In fact there were a number of instructive elements about this day I spent in Nahuizalco, a hot Sunday in June. The event for which I had driven down from San Salvador was not merely a craft exhibit but the opening of a festival that would last several days, the sixth annual Feria Artesanal de Nahuizalco, sponsored by the Casa de la Cultura program of the Ministry of Education as part of its effort to encourage indigenous culture. Since public policy in El Salvador has veered unerringly toward the elimination of the indigenous population, this official celebration of its culture seemed an undertaking of some ambiguity, particularly in Nahuizalco: the uprising that led to the 1932 matanza began and ended among the Indian workers on the coffee fincas in this part of the country, and Nahuizalco and the other Indian villages around Sonsonate lost an entire generation to the matanza.
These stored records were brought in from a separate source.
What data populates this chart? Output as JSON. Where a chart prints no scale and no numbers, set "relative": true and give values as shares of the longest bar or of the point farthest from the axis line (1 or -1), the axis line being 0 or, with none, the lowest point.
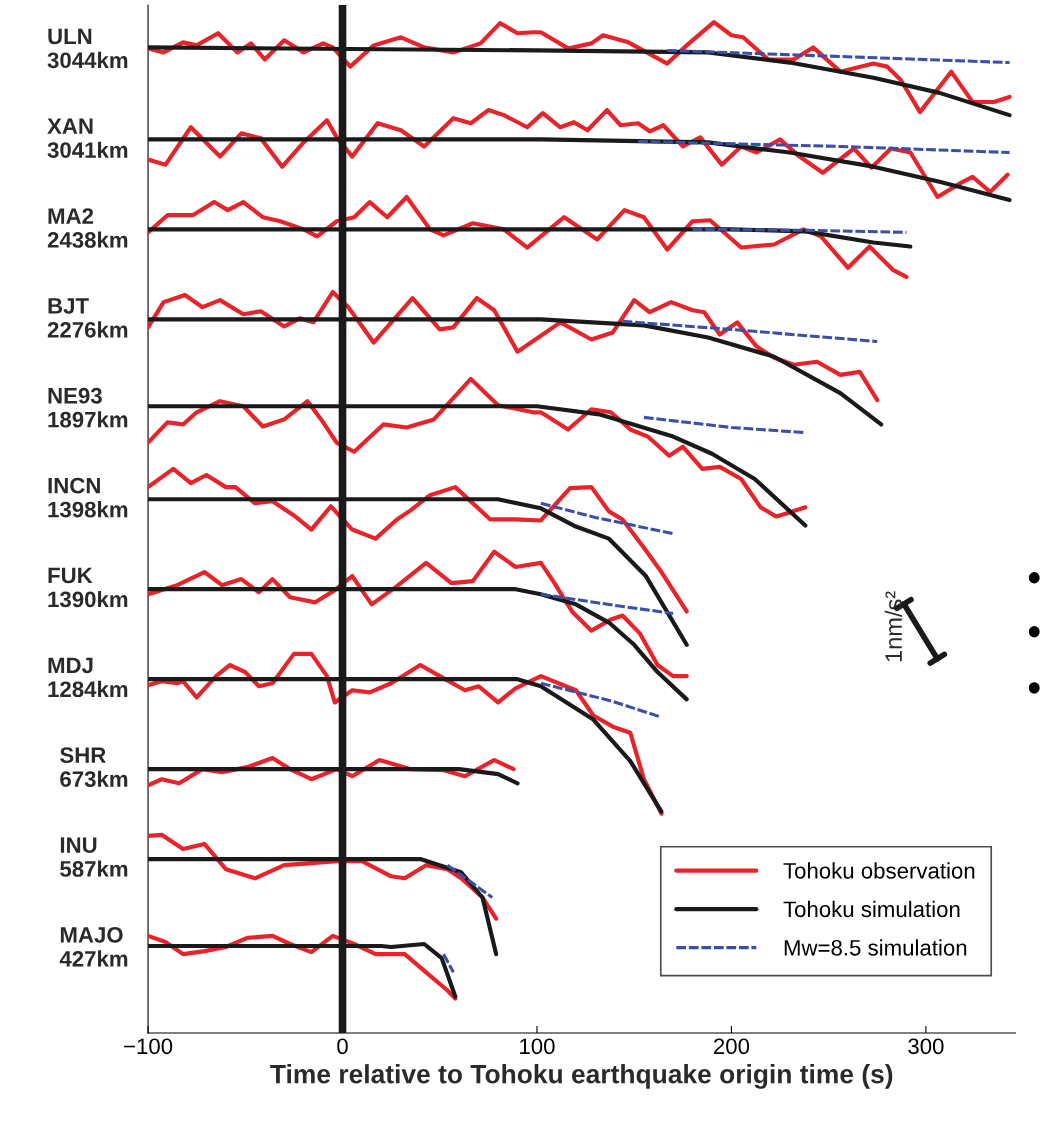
{
  "chart_data": {
    "type": "line",
    "xlabel": "Time relative to Tohoku earthquake origin time (s)",
    "xlim": [
      -100,
      346
    ],
    "xticks": [
      {
        "value": -100,
        "label": "−100"
      },
      0,
      100,
      200,
      300
    ],
    "relative": true,
    "grid": false,
    "legend": "bottom right",
    "marker": "none",
    "ref_lines": [
      {
        "axis": "x",
        "value": 0,
        "color": "#1a1a1a",
        "line_style": "solid"
      }
    ],
    "annotations": [
      "1nm/s²",
      "ULN\n3044km",
      "XAN\n3041km",
      "MA2\n2438km",
      "BJT\n2276km",
      "NE93\n1897km",
      "INCN\n1398km",
      "FUK\n1390km",
      "MDJ\n1284km",
      "SHR\n673km",
      "INU\n587km",
      "MAJO\n427km"
    ],
    "series": [
      {
        "name": "Tohoku observation",
        "color": "#e8232a",
        "line_style": "solid",
        "x": [
          -100,
          -92,
          -82,
          -75,
          -64,
          -54,
          -47,
          -40,
          -30,
          -20,
          -10,
          -5,
          4,
          16,
          30,
          42,
          57,
          71,
          81,
          90,
          98,
          102,
          116,
          128,
          134,
          147,
          167,
          177,
          191,
          200,
          206,
          219,
          232,
          242,
          256,
          273,
          280,
          287,
          297,
          313,
          324,
          335,
          343
        ],
        "values": [
          0.974,
          0.97,
          0.98,
          0.977,
          0.989,
          0.97,
          0.979,
          0.963,
          0.982,
          0.97,
          0.979,
          0.975,
          0.956,
          0.977,
          0.985,
          0.975,
          0.97,
          0.979,
          0.999,
          0.989,
          0.99,
          0.99,
          0.974,
          0.979,
          0.987,
          0.98,
          0.959,
          0.977,
          1.0,
          0.987,
          0.985,
          0.963,
          0.963,
          0.975,
          0.951,
          0.959,
          0.956,
          0.943,
          0.911,
          0.951,
          0.921,
          0.921,
          0.926
        ]
      },
      {
        "name": "Tohoku simulation",
        "color": "#1a1a1a",
        "line_style": "solid",
        "x": [
          -100,
          100,
          188,
          230,
          273,
          307,
          343
        ],
        "values": [
          0.975,
          0.972,
          0.97,
          0.96,
          0.945,
          0.93,
          0.908
        ]
      },
      {
        "name": "Mw=8.5 simulation",
        "color": "#3a4fa8",
        "line_style": "dashed",
        "x": [
          167,
          256,
          343
        ],
        "values": [
          0.972,
          0.966,
          0.96
        ]
      },
      {
        "color": "#e8232a",
        "line_style": "solid",
        "x": [
          -100,
          -91,
          -78,
          -63,
          -52,
          -42,
          -31,
          -20,
          -8,
          -3,
          5,
          18,
          30,
          42,
          57,
          66,
          75,
          83,
          95,
          103,
          112,
          119,
          126,
          136,
          143,
          152,
          158,
          165,
          175,
          184,
          195,
          205,
          213,
          225,
          235,
          247,
          263,
          272,
          282,
          292,
          306,
          318,
          324,
          333,
          342
        ],
        "values": [
          0.864,
          0.859,
          0.896,
          0.867,
          0.89,
          0.885,
          0.857,
          0.881,
          0.903,
          0.886,
          0.867,
          0.9,
          0.893,
          0.877,
          0.905,
          0.9,
          0.913,
          0.908,
          0.896,
          0.91,
          0.896,
          0.901,
          0.893,
          0.913,
          0.898,
          0.9,
          0.892,
          0.898,
          0.877,
          0.886,
          0.859,
          0.877,
          0.871,
          0.884,
          0.867,
          0.851,
          0.875,
          0.856,
          0.875,
          0.871,
          0.827,
          0.841,
          0.847,
          0.832,
          0.849
        ]
      },
      {
        "color": "#1a1a1a",
        "line_style": "solid",
        "x": [
          -100,
          102,
          188,
          230,
          273,
          307,
          343
        ],
        "values": [
          0.884,
          0.884,
          0.881,
          0.871,
          0.857,
          0.842,
          0.824
        ]
      },
      {
        "color": "#3a4fa8",
        "line_style": "dashed",
        "x": [
          152,
          256,
          343
        ],
        "values": [
          0.882,
          0.877,
          0.871
        ]
      },
      {
        "color": "#e8232a",
        "line_style": "solid",
        "x": [
          -100,
          -90,
          -77,
          -66,
          -59,
          -51,
          -41,
          -32,
          -20,
          -13,
          -3,
          6,
          14,
          23,
          33,
          45,
          52,
          67,
          83,
          95,
          114,
          131,
          145,
          155,
          167,
          180,
          189,
          205,
          222,
          237,
          246,
          260,
          271,
          283,
          290
        ],
        "values": [
          0.792,
          0.809,
          0.809,
          0.822,
          0.814,
          0.822,
          0.807,
          0.803,
          0.795,
          0.788,
          0.803,
          0.807,
          0.822,
          0.807,
          0.827,
          0.795,
          0.789,
          0.801,
          0.795,
          0.777,
          0.807,
          0.785,
          0.814,
          0.807,
          0.775,
          0.803,
          0.804,
          0.777,
          0.78,
          0.795,
          0.788,
          0.757,
          0.778,
          0.755,
          0.748
        ]
      },
      {
        "color": "#1a1a1a",
        "line_style": "solid",
        "x": [
          -100,
          200,
          238,
          273,
          292
        ],
        "values": [
          0.795,
          0.795,
          0.793,
          0.782,
          0.778
        ]
      },
      {
        "color": "#3a4fa8",
        "line_style": "dashed",
        "x": [
          180,
          240,
          290
        ],
        "values": [
          0.795,
          0.794,
          0.792
        ]
      },
      {
        "color": "#e8232a",
        "line_style": "solid",
        "x": [
          -100,
          -92,
          -81,
          -72,
          -63,
          -51,
          -42,
          -30,
          -22,
          -15,
          -5,
          3,
          16,
          36,
          50,
          57,
          69,
          78,
          90,
          112,
          128,
          139,
          150,
          158,
          169,
          180,
          186,
          194,
          203,
          213,
          222,
          232,
          244,
          256,
          266,
          275
        ],
        "values": [
          0.698,
          0.723,
          0.73,
          0.718,
          0.725,
          0.711,
          0.714,
          0.699,
          0.707,
          0.703,
          0.733,
          0.718,
          0.683,
          0.727,
          0.696,
          0.698,
          0.727,
          0.715,
          0.674,
          0.703,
          0.686,
          0.693,
          0.725,
          0.713,
          0.723,
          0.715,
          0.713,
          0.691,
          0.703,
          0.679,
          0.668,
          0.661,
          0.664,
          0.651,
          0.654,
          0.626
        ]
      },
      {
        "color": "#1a1a1a",
        "line_style": "solid",
        "x": [
          -100,
          102,
          155,
          188,
          222,
          256,
          277
        ],
        "values": [
          0.706,
          0.706,
          0.7,
          0.688,
          0.669,
          0.633,
          0.602
        ]
      },
      {
        "color": "#3a4fa8",
        "line_style": "dashed",
        "x": [
          144,
          200,
          275
        ],
        "values": [
          0.704,
          0.696,
          0.684
        ]
      },
      {
        "color": "#e8232a",
        "line_style": "solid",
        "x": [
          -100,
          -90,
          -82,
          -75,
          -63,
          -51,
          -41,
          -30,
          -18,
          -11,
          -3,
          6,
          21,
          33,
          47,
          66,
          80,
          98,
          102,
          116,
          128,
          138,
          148,
          157,
          168,
          175,
          185,
          194,
          205,
          215,
          223,
          230,
          238
        ],
        "values": [
          0.584,
          0.604,
          0.602,
          0.614,
          0.625,
          0.62,
          0.6,
          0.607,
          0.625,
          0.607,
          0.584,
          0.575,
          0.602,
          0.599,
          0.607,
          0.647,
          0.621,
          0.614,
          0.614,
          0.597,
          0.617,
          0.614,
          0.597,
          0.59,
          0.571,
          0.58,
          0.558,
          0.56,
          0.548,
          0.52,
          0.511,
          0.515,
          0.52
        ]
      },
      {
        "color": "#1a1a1a",
        "line_style": "solid",
        "x": [
          -100,
          100,
          132,
          170,
          190,
          212,
          238
        ],
        "values": [
          0.62,
          0.62,
          0.612,
          0.59,
          0.573,
          0.548,
          0.502
        ]
      },
      {
        "color": "#3a4fa8",
        "line_style": "dashed",
        "x": [
          155,
          200,
          237
        ],
        "values": [
          0.609,
          0.599,
          0.594
        ]
      },
      {
        "color": "#e8232a",
        "line_style": "solid",
        "x": [
          -100,
          -87,
          -78,
          -70,
          -60,
          -55,
          -45,
          -36,
          -25,
          -16,
          -6,
          5,
          17,
          28,
          35,
          45,
          58,
          76,
          89,
          102,
          117,
          128,
          137,
          144,
          155,
          164,
          177
        ],
        "values": [
          0.54,
          0.558,
          0.544,
          0.552,
          0.54,
          0.54,
          0.524,
          0.526,
          0.512,
          0.498,
          0.521,
          0.498,
          0.489,
          0.508,
          0.517,
          0.532,
          0.54,
          0.508,
          0.508,
          0.507,
          0.539,
          0.54,
          0.516,
          0.508,
          0.48,
          0.456,
          0.417
        ]
      },
      {
        "color": "#1a1a1a",
        "line_style": "solid",
        "x": [
          -100,
          80,
          102,
          120,
          137,
          156,
          177
        ],
        "values": [
          0.528,
          0.528,
          0.519,
          0.501,
          0.489,
          0.452,
          0.384
        ]
      },
      {
        "color": "#3a4fa8",
        "line_style": "dashed",
        "x": [
          102,
          130,
          170
        ],
        "values": [
          0.524,
          0.51,
          0.494
        ]
      },
      {
        "color": "#e8232a",
        "line_style": "solid",
        "x": [
          -100,
          -85,
          -71,
          -62,
          -52,
          -43,
          -36,
          -27,
          -14,
          -4,
          5,
          15,
          28,
          43,
          56,
          67,
          78,
          89,
          102,
          109,
          118,
          128,
          138,
          144,
          153,
          162,
          170,
          177
        ],
        "values": [
          0.434,
          0.443,
          0.456,
          0.443,
          0.449,
          0.436,
          0.449,
          0.431,
          0.426,
          0.438,
          0.452,
          0.424,
          0.442,
          0.465,
          0.445,
          0.447,
          0.476,
          0.461,
          0.465,
          0.445,
          0.417,
          0.398,
          0.409,
          0.413,
          0.395,
          0.364,
          0.353,
          0.353
        ]
      },
      {
        "color": "#1a1a1a",
        "line_style": "solid",
        "x": [
          -100,
          89,
          102,
          120,
          137,
          150,
          162,
          177
        ],
        "values": [
          0.439,
          0.439,
          0.434,
          0.424,
          0.406,
          0.384,
          0.357,
          0.33
        ]
      },
      {
        "color": "#3a4fa8",
        "line_style": "dashed",
        "x": [
          102,
          140,
          170
        ],
        "values": [
          0.434,
          0.423,
          0.415
        ]
      },
      {
        "color": "#e8232a",
        "line_style": "solid",
        "x": [
          -100,
          -93,
          -85,
          -82,
          -75,
          -65,
          -58,
          -50,
          -43,
          -36,
          -25,
          -16,
          -8,
          -4,
          5,
          14,
          25,
          40,
          50,
          63,
          70,
          80,
          89,
          102,
          120,
          129,
          139,
          148,
          155,
          164
        ],
        "values": [
          0.344,
          0.348,
          0.346,
          0.348,
          0.332,
          0.353,
          0.364,
          0.357,
          0.343,
          0.346,
          0.375,
          0.375,
          0.353,
          0.327,
          0.339,
          0.337,
          0.346,
          0.364,
          0.353,
          0.339,
          0.343,
          0.327,
          0.341,
          0.353,
          0.339,
          0.314,
          0.303,
          0.297,
          0.251,
          0.217
        ]
      },
      {
        "color": "#1a1a1a",
        "line_style": "solid",
        "x": [
          -100,
          90,
          102,
          129,
          148,
          164
        ],
        "values": [
          0.35,
          0.35,
          0.343,
          0.31,
          0.269,
          0.219
        ]
      },
      {
        "color": "#3a4fa8",
        "line_style": "dashed",
        "x": [
          102,
          139,
          163
        ],
        "values": [
          0.346,
          0.328,
          0.313
        ]
      },
      {
        "color": "#e8232a",
        "line_style": "solid",
        "x": [
          -100,
          -93,
          -84,
          -72,
          -62,
          -49,
          -36,
          -27,
          -16,
          -3,
          5,
          19,
          35,
          52,
          63,
          78,
          88
        ],
        "values": [
          0.245,
          0.251,
          0.247,
          0.261,
          0.258,
          0.263,
          0.272,
          0.261,
          0.251,
          0.261,
          0.254,
          0.27,
          0.261,
          0.26,
          0.254,
          0.27,
          0.261
        ]
      },
      {
        "color": "#1a1a1a",
        "line_style": "solid",
        "x": [
          -100,
          60,
          80,
          90
        ],
        "values": [
          0.261,
          0.261,
          0.256,
          0.247
        ]
      },
      {
        "color": "#e8232a",
        "line_style": "solid",
        "x": [
          -100,
          -93,
          -82,
          -71,
          -60,
          -45,
          -30,
          -16,
          -3,
          10,
          25,
          32,
          43,
          54,
          61,
          72,
          79
        ],
        "values": [
          0.195,
          0.196,
          0.182,
          0.187,
          0.162,
          0.153,
          0.166,
          0.168,
          0.17,
          0.17,
          0.155,
          0.153,
          0.166,
          0.162,
          0.153,
          0.134,
          0.113
        ]
      },
      {
        "color": "#1a1a1a",
        "line_style": "solid",
        "x": [
          -100,
          40,
          61,
          72,
          79
        ],
        "values": [
          0.172,
          0.172,
          0.159,
          0.134,
          0.078
        ]
      },
      {
        "color": "#3a4fa8",
        "line_style": "dashed",
        "x": [
          54,
          77
        ],
        "values": [
          0.166,
          0.134
        ]
      },
      {
        "color": "#e8232a",
        "line_style": "solid",
        "x": [
          -100,
          -91,
          -82,
          -71,
          -60,
          -49,
          -36,
          -27,
          -16,
          -5,
          6,
          17,
          32,
          43,
          54,
          58
        ],
        "values": [
          0.096,
          0.09,
          0.078,
          0.081,
          0.085,
          0.094,
          0.096,
          0.088,
          0.08,
          0.096,
          0.088,
          0.078,
          0.078,
          0.06,
          0.042,
          0.034
        ]
      },
      {
        "color": "#1a1a1a",
        "line_style": "solid",
        "x": [
          -100,
          20,
          25,
          42,
          51,
          58
        ],
        "values": [
          0.086,
          0.086,
          0.085,
          0.088,
          0.074,
          0.036
        ]
      },
      {
        "color": "#3a4fa8",
        "line_style": "dashed",
        "x": [
          52,
          57
        ],
        "values": [
          0.078,
          0.06
        ]
      }
    ]
  }
}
By the early sixties estimates of the remaining Indian population in all of El Salvador ranged only between four and sixteen percent; the rest of the population was classified as ladino, a cultural rather than an ethnic designation, denoting only Hispanization, including both acculturated Indians and mestizos, and rejected by those upper-class members of the population who preferred to emphasize their Spanish ancestry.